The significance of cellular geometry in analyzing photoactivation data. (A) A round cell geometry similar to the one used for MAAP of CAD cells (shown in Fig. 1) except that it is 7 μm tall and has a 15 μm radius. (B) A line graph showing the results of simulations from a diffusion-only version of MAAP in two different round cell geometries (shown in Fig. 1 and Fig. 3A) using two different diffusion rates (annotated D). (C) An amoeboid cell geometry with several long, narrow projections extending from the cell body. The region that was photoactivated in the simulations is shown in red. (D) A line graph showing the results of simulations from a diffusion-only version of MAAP using either the round cell geometry (round) or the geometry containing long thin projections (projection) (shown in Fig. 1 and Fig. 3C) using three different diffusion rates (annotated D). (E) Simulated actin photoactivation in the rounded cell geometry. (F) Simulated actin photoactivation within the geometry of a long narrow projection. A close up of the region outlined in red in the middle panel is shown in the images on the left. For E and F, the concentration of photoactivated actin (PA-actin) is color coded according the scale bars underneath the image. (G) Results of simulations from round and projection geometries (shown in Fig. 1 and Fig. 3C) using the parameters listed above the graph. G-actin:F-actin ratio, G:F ratio; depolymerization rate, Depol. rate.

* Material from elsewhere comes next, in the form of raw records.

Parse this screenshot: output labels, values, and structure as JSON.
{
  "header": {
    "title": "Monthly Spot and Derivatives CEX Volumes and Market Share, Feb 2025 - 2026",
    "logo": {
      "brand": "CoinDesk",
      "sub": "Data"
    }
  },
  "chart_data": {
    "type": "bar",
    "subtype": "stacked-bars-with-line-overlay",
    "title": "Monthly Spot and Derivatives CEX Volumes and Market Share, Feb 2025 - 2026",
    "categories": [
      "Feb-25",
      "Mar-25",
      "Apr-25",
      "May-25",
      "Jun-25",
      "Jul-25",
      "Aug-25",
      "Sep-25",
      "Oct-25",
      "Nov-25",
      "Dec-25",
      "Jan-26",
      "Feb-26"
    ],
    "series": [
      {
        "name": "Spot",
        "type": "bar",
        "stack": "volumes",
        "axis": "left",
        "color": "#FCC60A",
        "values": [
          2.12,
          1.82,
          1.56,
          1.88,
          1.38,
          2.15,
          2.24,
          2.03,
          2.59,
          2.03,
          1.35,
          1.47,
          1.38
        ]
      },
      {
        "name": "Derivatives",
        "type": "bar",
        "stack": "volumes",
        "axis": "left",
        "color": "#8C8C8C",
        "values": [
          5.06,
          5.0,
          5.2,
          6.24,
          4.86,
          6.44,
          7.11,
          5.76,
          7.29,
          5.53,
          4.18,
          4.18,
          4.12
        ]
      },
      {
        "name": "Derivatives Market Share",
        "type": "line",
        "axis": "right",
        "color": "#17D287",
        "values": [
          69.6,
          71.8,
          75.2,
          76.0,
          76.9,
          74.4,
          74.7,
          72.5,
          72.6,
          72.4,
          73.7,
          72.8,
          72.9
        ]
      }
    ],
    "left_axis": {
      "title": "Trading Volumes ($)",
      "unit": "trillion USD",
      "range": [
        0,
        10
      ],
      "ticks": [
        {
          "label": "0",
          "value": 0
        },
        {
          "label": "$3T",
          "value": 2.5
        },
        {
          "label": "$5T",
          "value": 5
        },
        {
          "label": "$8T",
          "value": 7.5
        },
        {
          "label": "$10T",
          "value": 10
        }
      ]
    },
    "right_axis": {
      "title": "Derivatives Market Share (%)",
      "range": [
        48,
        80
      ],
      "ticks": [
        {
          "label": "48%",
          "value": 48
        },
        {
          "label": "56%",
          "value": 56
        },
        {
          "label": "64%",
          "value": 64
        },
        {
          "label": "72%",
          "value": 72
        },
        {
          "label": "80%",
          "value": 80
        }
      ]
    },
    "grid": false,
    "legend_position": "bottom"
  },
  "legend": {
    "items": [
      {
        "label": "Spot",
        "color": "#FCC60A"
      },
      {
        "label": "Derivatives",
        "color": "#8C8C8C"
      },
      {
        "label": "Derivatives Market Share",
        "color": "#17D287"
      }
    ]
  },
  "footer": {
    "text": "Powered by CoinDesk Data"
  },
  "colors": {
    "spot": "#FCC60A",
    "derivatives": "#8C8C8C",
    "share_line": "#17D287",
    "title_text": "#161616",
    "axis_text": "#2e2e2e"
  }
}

MAAP analyses of β- and γ-actin dynamics. (A) Representative photoactivation images from cells expressing either PA-GFP–β-actin or PA-GFP–γ-actin. (B) Mean fluorescence decay curves for PA-GFP–β-actin (n=92) and PA-GFP–γ-actin (n=105). Error bars are 95% confidence intervals. (C) Box-and-whisker plots showing the distribution of calculated depolymerization rates for PA-GFP–β-actin and PA-GFP–γ-actin from individual experiments. (D) Box-and-whisker plots showing the distribution of the calculated G-actin:F-actin (G:F) ratios of PA-GFP–β-actin and PA-GFP–γ-actin from individual experiments. (E) Scatter plot showing calculated depolymerization rates and G:F ratios from individual experiments. Linear fits of the data and Pearson product-moment correlation coefficients are shown in the same color as the corresponding data set. (F) Representative photoactivation of PA-GFP–β-actin in cells expressing a control scrambled shRNA (Control) or an shRNA knocking down cofilin 1 (Cof1 or CFN1 KD). (G) Box-and-whisker plots showing the distribution of G:F actin ratios and F-actin depolymerization rates of individual decay curves from control (n=92) or Cof1 KD (n=50) cells expressing PA-GFP–β-actin. Cof1 KD cells exhibited a substantial decrease in both the rate of F-actin depolymerization and the G:F ratio. (H) Box-and-whisker plots showing the distribution of G:F actin ratios and F-actin depolymerization rates of individual decay curves from control (n=105) or Cof1 KD (n=50) cells expressing PA-GFP–γ-actin. Cof1 KD cells exhibited a substantial decrease in the rate of F-actin depolymerization but not in the G:F ratio. (I) Scatter plot showing calculated depolymerization rates and G:F ratios of PA-GFP–β-actin and PA-GFP–γ-actin in Cof1 KD cells from individual experiments. Linear fits of the data and Pearson product-moment correlation coefficients are shown in the same color as the corresponding data set. In the absence of cofilin 1, the depolymerization rate and G:F ratio became positively correlated for PA-GFP–β-actin but not PA-GFP–γ-actin. Box-and-whisker plots denote the 95th (top whisker), 75th (top edge of box), 25th (bottom edge of box) and 5th (bottom whisker) percentiles, and the median (bold line in box). P-values are from a two-tailed Student's t-test.